Learning Event Representations for Zero-Shot Detection via Dual-Contrastive Prompting
Zero-shot event detection aims to involve the automatic discovery and classification of new events within unstructured text. Current zero-shot event detection methods have not considered addressing the problem more effectively from the perspective of improving event representations. In this paper, we propose dual-contrastive prompting (COPE) model for learning event representations to address zero-shot event detection, which leverages prompts to assist in generating event embeddings using a pretrained language model, and employs a contrastive fusion approach to capture complex interaction information between trigger representations and sentence embeddings to obtain enhanced event representations. Firstly, we introduce a sample generator to create ordered contrastive sample sequences with varying degrees of similarity for each event instance, aiding the model in better distinguishing different types of events.
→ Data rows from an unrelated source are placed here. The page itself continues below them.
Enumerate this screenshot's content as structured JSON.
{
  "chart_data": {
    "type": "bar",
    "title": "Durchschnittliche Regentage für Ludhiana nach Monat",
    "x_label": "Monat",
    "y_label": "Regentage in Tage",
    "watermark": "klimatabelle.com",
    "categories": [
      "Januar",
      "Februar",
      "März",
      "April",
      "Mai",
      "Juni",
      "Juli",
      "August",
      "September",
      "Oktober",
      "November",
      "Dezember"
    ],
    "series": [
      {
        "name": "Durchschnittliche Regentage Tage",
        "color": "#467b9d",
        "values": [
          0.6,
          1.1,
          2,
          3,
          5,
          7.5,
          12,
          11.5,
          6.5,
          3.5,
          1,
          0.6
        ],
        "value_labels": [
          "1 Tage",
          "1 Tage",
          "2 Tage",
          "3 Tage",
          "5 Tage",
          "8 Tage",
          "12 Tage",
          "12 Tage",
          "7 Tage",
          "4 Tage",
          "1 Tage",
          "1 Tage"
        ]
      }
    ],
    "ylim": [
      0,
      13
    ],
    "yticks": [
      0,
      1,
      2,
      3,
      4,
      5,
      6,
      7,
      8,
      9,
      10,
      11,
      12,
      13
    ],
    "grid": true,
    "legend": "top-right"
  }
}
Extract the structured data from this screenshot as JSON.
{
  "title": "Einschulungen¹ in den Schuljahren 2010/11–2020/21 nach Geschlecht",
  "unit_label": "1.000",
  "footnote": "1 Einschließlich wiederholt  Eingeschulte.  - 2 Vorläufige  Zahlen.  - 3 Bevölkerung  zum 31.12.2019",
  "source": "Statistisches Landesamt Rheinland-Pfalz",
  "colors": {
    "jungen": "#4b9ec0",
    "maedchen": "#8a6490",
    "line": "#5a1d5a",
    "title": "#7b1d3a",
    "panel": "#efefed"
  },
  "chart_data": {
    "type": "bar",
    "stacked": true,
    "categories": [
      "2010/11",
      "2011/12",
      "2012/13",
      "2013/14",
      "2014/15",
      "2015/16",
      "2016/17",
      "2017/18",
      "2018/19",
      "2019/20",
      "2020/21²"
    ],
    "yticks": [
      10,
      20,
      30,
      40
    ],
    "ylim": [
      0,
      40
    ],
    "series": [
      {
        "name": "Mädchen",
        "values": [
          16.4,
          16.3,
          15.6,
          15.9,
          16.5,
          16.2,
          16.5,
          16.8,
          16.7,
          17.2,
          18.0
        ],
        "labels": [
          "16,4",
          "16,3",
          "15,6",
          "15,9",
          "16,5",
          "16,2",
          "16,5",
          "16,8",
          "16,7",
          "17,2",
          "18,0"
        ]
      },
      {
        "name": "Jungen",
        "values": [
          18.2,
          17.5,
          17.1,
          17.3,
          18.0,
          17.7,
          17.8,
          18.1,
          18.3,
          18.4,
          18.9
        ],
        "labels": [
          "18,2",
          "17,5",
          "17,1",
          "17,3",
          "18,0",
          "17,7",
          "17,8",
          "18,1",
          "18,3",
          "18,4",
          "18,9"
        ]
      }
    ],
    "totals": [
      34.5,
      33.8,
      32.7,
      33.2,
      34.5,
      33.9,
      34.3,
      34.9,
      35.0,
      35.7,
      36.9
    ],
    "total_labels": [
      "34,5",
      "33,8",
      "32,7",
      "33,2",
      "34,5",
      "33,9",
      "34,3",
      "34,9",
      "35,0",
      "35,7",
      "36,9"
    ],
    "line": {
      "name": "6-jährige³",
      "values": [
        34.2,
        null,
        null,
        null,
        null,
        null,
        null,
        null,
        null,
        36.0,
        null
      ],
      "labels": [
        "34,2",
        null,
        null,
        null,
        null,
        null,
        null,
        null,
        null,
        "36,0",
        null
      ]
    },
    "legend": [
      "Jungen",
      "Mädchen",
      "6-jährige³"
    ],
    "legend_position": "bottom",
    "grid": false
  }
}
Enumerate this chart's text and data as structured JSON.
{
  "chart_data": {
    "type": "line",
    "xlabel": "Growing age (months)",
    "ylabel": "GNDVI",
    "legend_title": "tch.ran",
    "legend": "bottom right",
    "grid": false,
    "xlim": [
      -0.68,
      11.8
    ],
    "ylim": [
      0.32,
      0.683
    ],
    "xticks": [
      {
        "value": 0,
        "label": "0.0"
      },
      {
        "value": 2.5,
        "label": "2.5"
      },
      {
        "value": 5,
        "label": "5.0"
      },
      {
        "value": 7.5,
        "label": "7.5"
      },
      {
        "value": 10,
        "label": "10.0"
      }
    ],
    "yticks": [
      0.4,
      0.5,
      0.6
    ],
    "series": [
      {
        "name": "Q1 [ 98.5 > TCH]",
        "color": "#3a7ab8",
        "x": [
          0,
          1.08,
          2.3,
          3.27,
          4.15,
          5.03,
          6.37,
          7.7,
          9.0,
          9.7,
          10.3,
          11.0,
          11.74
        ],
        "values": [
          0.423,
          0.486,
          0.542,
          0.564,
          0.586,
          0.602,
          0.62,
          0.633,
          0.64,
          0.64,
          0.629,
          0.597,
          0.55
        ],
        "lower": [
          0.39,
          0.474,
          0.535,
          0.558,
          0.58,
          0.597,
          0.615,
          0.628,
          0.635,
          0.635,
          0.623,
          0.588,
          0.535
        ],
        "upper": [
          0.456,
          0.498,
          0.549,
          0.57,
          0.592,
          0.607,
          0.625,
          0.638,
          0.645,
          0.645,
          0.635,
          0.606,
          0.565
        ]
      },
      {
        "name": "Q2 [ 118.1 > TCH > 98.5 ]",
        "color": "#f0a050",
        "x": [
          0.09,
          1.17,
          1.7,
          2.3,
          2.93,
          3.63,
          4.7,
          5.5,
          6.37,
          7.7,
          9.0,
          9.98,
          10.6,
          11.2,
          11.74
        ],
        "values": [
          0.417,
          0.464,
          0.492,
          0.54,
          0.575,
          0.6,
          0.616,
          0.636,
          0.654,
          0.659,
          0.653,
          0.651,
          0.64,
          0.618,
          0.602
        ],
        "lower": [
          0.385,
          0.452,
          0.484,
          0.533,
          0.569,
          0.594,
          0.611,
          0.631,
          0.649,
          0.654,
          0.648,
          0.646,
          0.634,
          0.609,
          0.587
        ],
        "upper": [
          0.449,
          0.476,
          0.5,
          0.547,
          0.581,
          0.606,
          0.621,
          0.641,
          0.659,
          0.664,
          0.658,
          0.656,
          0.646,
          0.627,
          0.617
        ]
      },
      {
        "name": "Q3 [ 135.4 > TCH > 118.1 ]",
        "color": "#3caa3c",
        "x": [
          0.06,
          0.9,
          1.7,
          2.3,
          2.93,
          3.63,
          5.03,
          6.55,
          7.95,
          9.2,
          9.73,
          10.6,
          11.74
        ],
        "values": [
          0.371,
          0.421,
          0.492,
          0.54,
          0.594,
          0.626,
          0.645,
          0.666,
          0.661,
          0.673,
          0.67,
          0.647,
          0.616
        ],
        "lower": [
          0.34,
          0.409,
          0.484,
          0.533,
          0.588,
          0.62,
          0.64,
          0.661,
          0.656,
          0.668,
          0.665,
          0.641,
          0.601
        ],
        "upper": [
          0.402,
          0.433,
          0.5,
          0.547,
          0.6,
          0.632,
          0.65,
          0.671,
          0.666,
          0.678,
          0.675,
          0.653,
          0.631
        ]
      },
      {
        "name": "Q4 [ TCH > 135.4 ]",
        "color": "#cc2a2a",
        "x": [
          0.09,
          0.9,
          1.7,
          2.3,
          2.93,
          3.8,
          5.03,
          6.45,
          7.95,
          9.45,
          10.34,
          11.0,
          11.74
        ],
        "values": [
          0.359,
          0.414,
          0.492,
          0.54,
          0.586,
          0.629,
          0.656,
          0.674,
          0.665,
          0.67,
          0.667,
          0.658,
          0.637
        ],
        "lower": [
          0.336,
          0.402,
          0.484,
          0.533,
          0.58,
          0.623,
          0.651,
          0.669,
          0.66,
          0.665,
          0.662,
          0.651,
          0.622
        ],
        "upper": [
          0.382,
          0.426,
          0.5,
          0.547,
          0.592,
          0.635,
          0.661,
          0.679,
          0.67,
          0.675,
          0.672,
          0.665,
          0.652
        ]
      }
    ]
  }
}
Secondly, we design two distinct prompts to obtain trigger representations and event sentence embeddings separately. Thirdly, we employ a contrastive fusion module, where trigger representations and event sentence embeddings interactively fuse in vector space to generate the final event representations. Experiments show that our model is more effective than the most advanced methods.